Im Rahmen der Pressekonferenz vom 17. März wurde als Begründung ein Rechtsgutachten

von Univ. Prof. DDr. Walter Barfuß präsentiert. Das Rechtsgutachten kommt dabei zu

folgenden Schluss: "Nach den verfassungsrechtlichen, verfahrensrechtlichen und auch

europarechtlichen Gegebenheiten besteht theoretisch ein unbeschränktes

Zeitverzögerungspotenzial, jedenfalls aber ein Zeitverzögerungspotenzial von mindestens drei

bis fünf Jahren, wahrscheinlich aber sogar von zehn Jahren (und mehr) bis zur endgültigen

Entscheidung über die naturschutzbehördliche Zulässigkeit des (gesamten) in Frage stehenden

Semmering - Basistunnels.“ Diese Schlussfolgerungen decken sich mit dem Ergebnis eines

Rechtsgutachtens, dass vom Bundesminister für Wissenschaft und Verkehr Dr. Caspar Einem

in Auftrag gegeben wurde und von Verfassungsexperten Dr. Heinz Mayer vor mehr als einem

Jahr vorgelegt wurde. Selbiger meldete sich vor einigen Tagen wieder zu Wort und übte

scharfe Kritik am Vorgehen des Landes Niederösterreichs an der Causa Semmering -

Basistunnel. „Wenn Niederösterreich auf Biegen und Brechen die weiterhin über alles

hinwegsetzt, über Entscheidungen der Höchstgerichte und über die Rechtsordnung, dann

können sie das Projekt zu Fall bringen“„ Dass es Politiker gibt, die die Rechtsordnung

jahrelang beugen, und Landtage, die sich als Erfüllunggehilfen einspannen lassen, ist sicher

etwas Außergewöhnliches. Ich habe so etwas noch nie erlebt, so eine nachhaltige jahrelange

Rechtsverletzung, permanent trotz Entscheidungen der Höchstgerichte“ gab der

Verfassungsrechtler zu bedenken. Konkret warf Mayer dem Land Niederösterreich vor, zuerst

das Naturschutzverfahren jahrelang verschleppt zu haben, dann verfassungswidrige Bescheide

erlassen zu haben und schließlich nach Aufhebung des Gesetzes zu dem

Verfassungsgerichtshof das Gesetz nochmals wieder verfassungswidrig novelliert zu haben.
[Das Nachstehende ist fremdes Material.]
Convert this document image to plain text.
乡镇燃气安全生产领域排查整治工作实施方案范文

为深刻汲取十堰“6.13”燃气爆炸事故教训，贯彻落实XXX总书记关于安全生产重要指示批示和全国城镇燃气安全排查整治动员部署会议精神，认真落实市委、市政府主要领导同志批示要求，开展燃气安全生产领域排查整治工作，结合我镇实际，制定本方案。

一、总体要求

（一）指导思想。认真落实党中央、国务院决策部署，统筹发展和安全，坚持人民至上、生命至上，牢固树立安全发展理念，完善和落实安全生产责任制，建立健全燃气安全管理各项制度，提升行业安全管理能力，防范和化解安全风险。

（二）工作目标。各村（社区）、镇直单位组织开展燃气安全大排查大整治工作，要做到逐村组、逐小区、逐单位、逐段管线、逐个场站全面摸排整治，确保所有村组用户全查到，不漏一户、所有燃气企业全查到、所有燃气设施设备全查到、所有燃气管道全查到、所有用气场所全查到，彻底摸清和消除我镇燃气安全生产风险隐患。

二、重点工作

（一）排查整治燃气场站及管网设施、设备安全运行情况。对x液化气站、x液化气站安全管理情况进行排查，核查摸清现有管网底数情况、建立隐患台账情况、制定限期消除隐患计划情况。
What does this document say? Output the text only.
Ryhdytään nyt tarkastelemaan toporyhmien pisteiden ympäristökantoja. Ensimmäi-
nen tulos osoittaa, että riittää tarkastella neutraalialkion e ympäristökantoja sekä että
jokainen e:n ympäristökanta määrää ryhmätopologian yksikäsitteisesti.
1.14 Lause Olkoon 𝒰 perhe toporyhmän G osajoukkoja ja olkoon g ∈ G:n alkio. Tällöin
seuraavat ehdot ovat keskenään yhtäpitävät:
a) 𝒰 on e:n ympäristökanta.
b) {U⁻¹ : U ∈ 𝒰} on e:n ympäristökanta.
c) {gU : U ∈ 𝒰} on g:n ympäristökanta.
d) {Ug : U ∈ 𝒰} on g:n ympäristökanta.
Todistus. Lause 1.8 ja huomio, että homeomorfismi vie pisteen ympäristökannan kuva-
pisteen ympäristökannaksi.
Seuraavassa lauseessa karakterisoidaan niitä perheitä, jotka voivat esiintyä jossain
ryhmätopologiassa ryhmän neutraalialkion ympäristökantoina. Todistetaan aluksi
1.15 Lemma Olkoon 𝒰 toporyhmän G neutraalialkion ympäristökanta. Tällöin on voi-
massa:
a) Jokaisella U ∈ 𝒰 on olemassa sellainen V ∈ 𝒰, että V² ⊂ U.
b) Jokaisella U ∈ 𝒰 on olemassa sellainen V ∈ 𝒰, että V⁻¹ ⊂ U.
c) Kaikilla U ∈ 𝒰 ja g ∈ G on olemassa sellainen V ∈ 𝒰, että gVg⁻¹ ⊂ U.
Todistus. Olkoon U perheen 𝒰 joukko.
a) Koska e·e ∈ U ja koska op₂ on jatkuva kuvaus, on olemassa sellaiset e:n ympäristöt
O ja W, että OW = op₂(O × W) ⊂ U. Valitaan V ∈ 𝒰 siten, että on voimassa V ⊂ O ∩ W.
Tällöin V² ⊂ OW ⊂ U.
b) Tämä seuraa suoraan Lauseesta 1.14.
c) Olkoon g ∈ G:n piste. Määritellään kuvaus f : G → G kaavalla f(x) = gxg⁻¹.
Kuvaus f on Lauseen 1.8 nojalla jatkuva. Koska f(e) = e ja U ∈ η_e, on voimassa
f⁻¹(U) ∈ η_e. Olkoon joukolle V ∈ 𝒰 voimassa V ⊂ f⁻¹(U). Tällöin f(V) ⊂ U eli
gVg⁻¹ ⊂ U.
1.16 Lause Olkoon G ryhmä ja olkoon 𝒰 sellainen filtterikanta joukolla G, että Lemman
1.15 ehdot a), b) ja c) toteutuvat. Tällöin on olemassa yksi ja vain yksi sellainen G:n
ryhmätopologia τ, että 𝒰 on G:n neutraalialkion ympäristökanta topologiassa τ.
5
Das Ganze ist dann widerrechtswidrig in die erste Instanz zurückverwiesen und mittlerweile

vom VWGh aufgehoben worden.

 

Der Bundesminister für Verkehr, Innovation und Technologie kritisierte selbst

Niederösterreichs Landeshauptmann Erwin Pröll und betonte, dass „Föderalismus nicht zu

Chauvinismus ausarten dürfe“ und weiter „es kann nicht sein, dass ein Bundesland aus

politischer Opportunität eine Entwicklung in zwei anderen Bundesländern verhindert. Ich

kann mir vorstellen, per Verfassungsgesetz für so übergeordnete Entwicklungsmaßnahmen

die Entscheidung dem Bund zu überlassen“.

 

Tatsache ist es, dass das Land Niederösterreich durch entsprechende naturschutzrechtliche

Bescheide den Bau des Semmering - Basistunnels verzögert hat.

 

Der Verfassungsgerichtshof hat in einem Erkenntnis vom 25. Juni 1999 nach einem

Gesetzesprüfungsverfahren den § 2 des Niederösterreichischen Naturschutzgesetzes als

verfassungswidrig aufgehoben und gleichzeitig bestimmt, dass der § 2 des

Niederösterreichischen Naturschutzgesetzes in der Fassung vor der Novelle LGBl. 5500 - 5

wieder in Kraft tritt.

 

Die oben angeführte Novelle zum Niederösterreichischen Naturschutzgesetz war im Jahr

1997 durch den Niederösterreichischen Landtag verabschiedet worden, um das

naturschutzrechtliche Verfahren betreffend den Bau des Semmering - Basistunnels einen

politisch gewünschten Ausgang zuführen zu können. Durch das danach ergangene Erkenntnis

des Verfassungsgerichtshofes wurde diese Anlassgesetzgebung im Sinne einer geordneten

Rechtsstaatlichkeit als verfassungswidrig erklärt und der alte Rechtszustand als Maßstab für

die weitere Abwicklung des naturschutzrechtlichen Verfahrens wieder eingeführt.

 

Gemäß einem Erkenntnis des Verwaltungsgerichtshofes ist als nächster Schritt ein neuer

naturschutzrechtlicher Bescheid von der Landesregierung Niederösterreich zu erlassen.

 

Die unterzeichneten Abgeordneten richten daher an den Bundeskanzler nachstehende

 

Anfrage:

 

 

1. Wie stehen Sie zu der Forderung des Bundesministers für Verkehr, Innovation und

    Technologie nach einem Verfassungsgesetz, um den Bau des Semmering -

    Basistunnels gegen die Verzögerungsmaßnahmen des Landes Niederösterreichs

    durchzusetzen?

2. Werden Sie ein solches Verfassungsgesetz im Ministerrat unterstützen?

 

3. Soll dieses Gesetz nur zur Durchsetzung des Baus des Semmering - Basistunnels

    dienen oder auch zur Durchsetzung aller anderen bundesländerübergreifenden

    Infrastrukturfragen?

 

4. Bis wann ist mit einer dementsprechenden Bundesverfassungsgesetznovelle zu

    rechnen?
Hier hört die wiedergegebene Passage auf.